E questo come si concilia con il nostro "flop" in Europa? Si concilia con le considerazioni di calcio estremamente tattico e poco tecnico che ha invaso le tesi di molti allenatori e preparatori atletici. Conte e Mourinho, ad esempio, allenano diversamente, senza palestra e con lunghe corse di preparazione aerobica, sforzo e recupero sia sul prolungato che nel breve. All'estero, si allena la difesa dell'uno contro uno, i giocatori vengono educati a più ruoli, mentre qui, guai se uno lo sposti dieci metri più in là della sua zona. Abbiamo assistito alle partite del Bayern e del Real Madrid, notando che non solo corrono più veloci, ma percorrendo più chilometri, con la palla che viaggia più veloce e  precisa, anticipando tempi di gioco, quello che ti permette di superare il pressing. I difensori, saltano anche l'uomo, le punte ed i centrocampisti si alternano nell'inserimento e nel recupero palla.
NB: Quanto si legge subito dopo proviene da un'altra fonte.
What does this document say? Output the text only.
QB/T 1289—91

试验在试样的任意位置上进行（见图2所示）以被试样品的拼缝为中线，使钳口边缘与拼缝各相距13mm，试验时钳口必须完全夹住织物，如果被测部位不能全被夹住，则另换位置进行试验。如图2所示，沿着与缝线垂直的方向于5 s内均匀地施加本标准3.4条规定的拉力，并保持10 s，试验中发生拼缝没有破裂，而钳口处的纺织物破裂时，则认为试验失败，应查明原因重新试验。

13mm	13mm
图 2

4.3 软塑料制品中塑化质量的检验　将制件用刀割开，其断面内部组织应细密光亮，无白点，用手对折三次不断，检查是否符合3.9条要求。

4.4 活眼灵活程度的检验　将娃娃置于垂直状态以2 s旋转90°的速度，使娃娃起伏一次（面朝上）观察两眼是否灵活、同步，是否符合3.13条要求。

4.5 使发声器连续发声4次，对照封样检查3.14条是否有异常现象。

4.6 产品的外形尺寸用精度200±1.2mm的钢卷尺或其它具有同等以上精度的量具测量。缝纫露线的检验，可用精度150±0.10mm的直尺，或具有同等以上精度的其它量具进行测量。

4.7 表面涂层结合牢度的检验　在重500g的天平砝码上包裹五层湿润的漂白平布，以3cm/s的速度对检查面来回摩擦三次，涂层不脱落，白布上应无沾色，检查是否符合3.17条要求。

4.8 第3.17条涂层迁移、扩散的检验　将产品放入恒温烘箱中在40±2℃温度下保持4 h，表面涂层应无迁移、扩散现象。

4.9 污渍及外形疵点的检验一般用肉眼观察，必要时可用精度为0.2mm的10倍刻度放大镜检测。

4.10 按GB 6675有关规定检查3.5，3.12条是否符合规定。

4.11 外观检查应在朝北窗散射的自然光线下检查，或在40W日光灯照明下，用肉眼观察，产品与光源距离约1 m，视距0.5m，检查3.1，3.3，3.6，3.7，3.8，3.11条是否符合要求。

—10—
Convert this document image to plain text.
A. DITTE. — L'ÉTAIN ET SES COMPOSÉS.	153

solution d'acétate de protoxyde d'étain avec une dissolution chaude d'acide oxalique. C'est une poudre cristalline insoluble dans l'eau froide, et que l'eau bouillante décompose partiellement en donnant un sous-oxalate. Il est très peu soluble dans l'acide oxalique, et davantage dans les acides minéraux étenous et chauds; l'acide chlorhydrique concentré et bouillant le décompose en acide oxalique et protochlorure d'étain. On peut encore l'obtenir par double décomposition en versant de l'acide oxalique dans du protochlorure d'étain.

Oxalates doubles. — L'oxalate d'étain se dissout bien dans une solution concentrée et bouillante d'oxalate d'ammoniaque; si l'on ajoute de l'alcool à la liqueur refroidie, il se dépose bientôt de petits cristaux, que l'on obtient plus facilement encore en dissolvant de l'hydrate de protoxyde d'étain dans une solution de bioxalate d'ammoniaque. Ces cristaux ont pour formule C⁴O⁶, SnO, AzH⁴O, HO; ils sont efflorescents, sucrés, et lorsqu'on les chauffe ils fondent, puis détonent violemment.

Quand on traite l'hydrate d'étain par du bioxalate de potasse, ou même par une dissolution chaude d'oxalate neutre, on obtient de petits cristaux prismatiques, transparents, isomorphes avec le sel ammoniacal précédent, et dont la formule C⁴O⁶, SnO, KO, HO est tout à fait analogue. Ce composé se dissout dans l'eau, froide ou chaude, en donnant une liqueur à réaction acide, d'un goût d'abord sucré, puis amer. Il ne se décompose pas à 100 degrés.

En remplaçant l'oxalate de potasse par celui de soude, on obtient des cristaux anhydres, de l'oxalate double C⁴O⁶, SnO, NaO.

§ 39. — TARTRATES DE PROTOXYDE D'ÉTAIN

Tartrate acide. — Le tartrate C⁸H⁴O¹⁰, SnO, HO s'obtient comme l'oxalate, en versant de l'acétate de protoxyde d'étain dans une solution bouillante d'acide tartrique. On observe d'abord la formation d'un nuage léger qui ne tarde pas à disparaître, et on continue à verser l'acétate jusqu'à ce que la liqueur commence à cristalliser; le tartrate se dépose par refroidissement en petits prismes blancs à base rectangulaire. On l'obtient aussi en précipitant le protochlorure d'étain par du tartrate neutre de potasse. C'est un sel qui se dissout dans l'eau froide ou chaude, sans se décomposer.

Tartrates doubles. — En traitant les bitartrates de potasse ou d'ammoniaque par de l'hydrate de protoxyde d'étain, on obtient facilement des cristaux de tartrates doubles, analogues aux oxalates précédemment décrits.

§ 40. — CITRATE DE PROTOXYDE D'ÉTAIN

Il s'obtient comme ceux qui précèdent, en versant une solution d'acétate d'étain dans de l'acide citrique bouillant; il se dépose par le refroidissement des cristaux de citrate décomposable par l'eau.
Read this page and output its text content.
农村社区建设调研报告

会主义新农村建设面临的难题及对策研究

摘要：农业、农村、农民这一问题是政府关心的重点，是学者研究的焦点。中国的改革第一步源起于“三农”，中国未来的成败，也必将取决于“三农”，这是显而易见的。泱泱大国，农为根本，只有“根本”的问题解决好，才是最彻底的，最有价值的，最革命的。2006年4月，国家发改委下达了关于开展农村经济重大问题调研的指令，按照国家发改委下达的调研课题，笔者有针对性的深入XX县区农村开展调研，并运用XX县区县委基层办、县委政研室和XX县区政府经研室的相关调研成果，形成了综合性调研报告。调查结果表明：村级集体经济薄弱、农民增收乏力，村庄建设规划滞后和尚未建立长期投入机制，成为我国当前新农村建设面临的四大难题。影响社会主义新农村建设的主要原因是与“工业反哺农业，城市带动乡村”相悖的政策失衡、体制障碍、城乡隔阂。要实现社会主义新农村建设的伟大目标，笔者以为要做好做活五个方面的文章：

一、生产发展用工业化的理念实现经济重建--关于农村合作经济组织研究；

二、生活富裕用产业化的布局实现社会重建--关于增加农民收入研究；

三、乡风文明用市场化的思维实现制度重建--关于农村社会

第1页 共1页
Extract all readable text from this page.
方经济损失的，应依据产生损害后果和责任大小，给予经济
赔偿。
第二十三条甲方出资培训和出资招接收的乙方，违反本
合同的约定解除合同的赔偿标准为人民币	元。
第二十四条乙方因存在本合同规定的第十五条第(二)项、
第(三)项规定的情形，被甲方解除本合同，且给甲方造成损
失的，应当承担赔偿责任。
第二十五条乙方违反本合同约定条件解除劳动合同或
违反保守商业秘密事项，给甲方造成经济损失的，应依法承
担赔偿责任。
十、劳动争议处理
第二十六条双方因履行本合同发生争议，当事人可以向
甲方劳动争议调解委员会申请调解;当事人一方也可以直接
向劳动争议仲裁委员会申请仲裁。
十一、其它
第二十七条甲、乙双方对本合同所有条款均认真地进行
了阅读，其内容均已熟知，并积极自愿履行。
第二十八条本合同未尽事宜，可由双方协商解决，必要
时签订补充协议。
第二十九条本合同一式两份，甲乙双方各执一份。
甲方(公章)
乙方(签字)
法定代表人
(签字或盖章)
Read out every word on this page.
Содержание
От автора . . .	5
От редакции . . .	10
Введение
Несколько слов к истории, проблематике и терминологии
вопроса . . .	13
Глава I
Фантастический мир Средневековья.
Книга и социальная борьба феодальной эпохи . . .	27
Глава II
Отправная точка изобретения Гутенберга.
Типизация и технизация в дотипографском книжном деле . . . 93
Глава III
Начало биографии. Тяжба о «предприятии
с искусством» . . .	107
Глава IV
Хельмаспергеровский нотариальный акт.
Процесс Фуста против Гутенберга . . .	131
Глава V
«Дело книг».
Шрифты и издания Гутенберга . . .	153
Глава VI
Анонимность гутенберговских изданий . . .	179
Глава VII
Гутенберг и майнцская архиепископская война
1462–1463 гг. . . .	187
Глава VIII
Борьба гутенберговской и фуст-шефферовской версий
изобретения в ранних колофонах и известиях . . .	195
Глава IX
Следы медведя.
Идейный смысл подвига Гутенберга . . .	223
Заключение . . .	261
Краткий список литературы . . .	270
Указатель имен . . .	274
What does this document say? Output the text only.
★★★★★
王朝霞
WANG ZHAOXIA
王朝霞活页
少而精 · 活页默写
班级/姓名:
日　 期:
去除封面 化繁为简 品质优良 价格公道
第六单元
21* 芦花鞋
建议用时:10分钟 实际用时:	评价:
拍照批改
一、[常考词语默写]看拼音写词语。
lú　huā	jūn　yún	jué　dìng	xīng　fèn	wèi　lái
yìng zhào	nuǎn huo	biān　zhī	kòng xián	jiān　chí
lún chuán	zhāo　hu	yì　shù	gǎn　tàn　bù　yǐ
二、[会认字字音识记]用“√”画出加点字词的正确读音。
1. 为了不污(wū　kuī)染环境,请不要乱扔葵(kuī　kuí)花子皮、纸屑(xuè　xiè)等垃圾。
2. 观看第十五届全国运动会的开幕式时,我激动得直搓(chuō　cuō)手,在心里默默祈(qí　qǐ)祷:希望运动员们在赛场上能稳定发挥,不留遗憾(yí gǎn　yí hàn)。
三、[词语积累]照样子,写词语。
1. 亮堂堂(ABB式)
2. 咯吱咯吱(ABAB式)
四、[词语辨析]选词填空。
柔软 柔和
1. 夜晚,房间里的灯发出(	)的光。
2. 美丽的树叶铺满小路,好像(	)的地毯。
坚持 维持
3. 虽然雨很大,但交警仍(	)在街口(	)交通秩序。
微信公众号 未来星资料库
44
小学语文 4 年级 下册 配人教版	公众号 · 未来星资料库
Nssuno rimane in fuorigioco, perché un giocatore fermo dietro alla difesa commette due errori, il primo, è inutile alla squadra, il secondo non può ricevere il pallone. Mettiamoci anche che è più facilmente marcabile, perché statico, e il quadro è completo. Si deve tornare ad una visione più sbarazzina e fantasiosa del calcio, giocatori come Dybala, hanno la capacità di farci vedere quella fantasia che una volta ci facevano vedere i Rivera, i Corso, Baggio, giocatori che oggi starebbero in campo anche a quarant'anni suonati. Devo fare anche dei rilievi sul movimento, le squadre estere si muovono molto, e questo consente di smarcare sempre un giocatore, libero di ricevere palla e in grado già di distribuirla velocemente ad altri giocatori liberi. Ammetto che il giocare tutti intruppati in quaranta metri, consente l'uso del fallo sistematico, e questa è una delle nuove tattiche immesse dal nuovo corso calcistico (vedi Atalanta), ma ritengo che gli arbitri, dovrebbero permettere meno questo tipo di interventi, e avere più benevolenza in situazioni a volte meno "cattive".

Termino con un ricordo, un'amichevole giocata a diciannove anni contro il Genoa di Corso, Gregori, Bergamaschi, Rossetti, Maggioni (che l'anno prima era alla Roma e che mi marcò). Ebbene, io fisicamente ero molto bravo, ma quelli non li prendevo mai, correvano e pensavano a velocità doppia della mia, lo stesso Mario Corso, giocatore della" Grande Inter", definito un "lento", era dura stargli dietro. A fine partita chiesi il pallone, volevo vedere come era fatto. Saluti e viva l'Italia.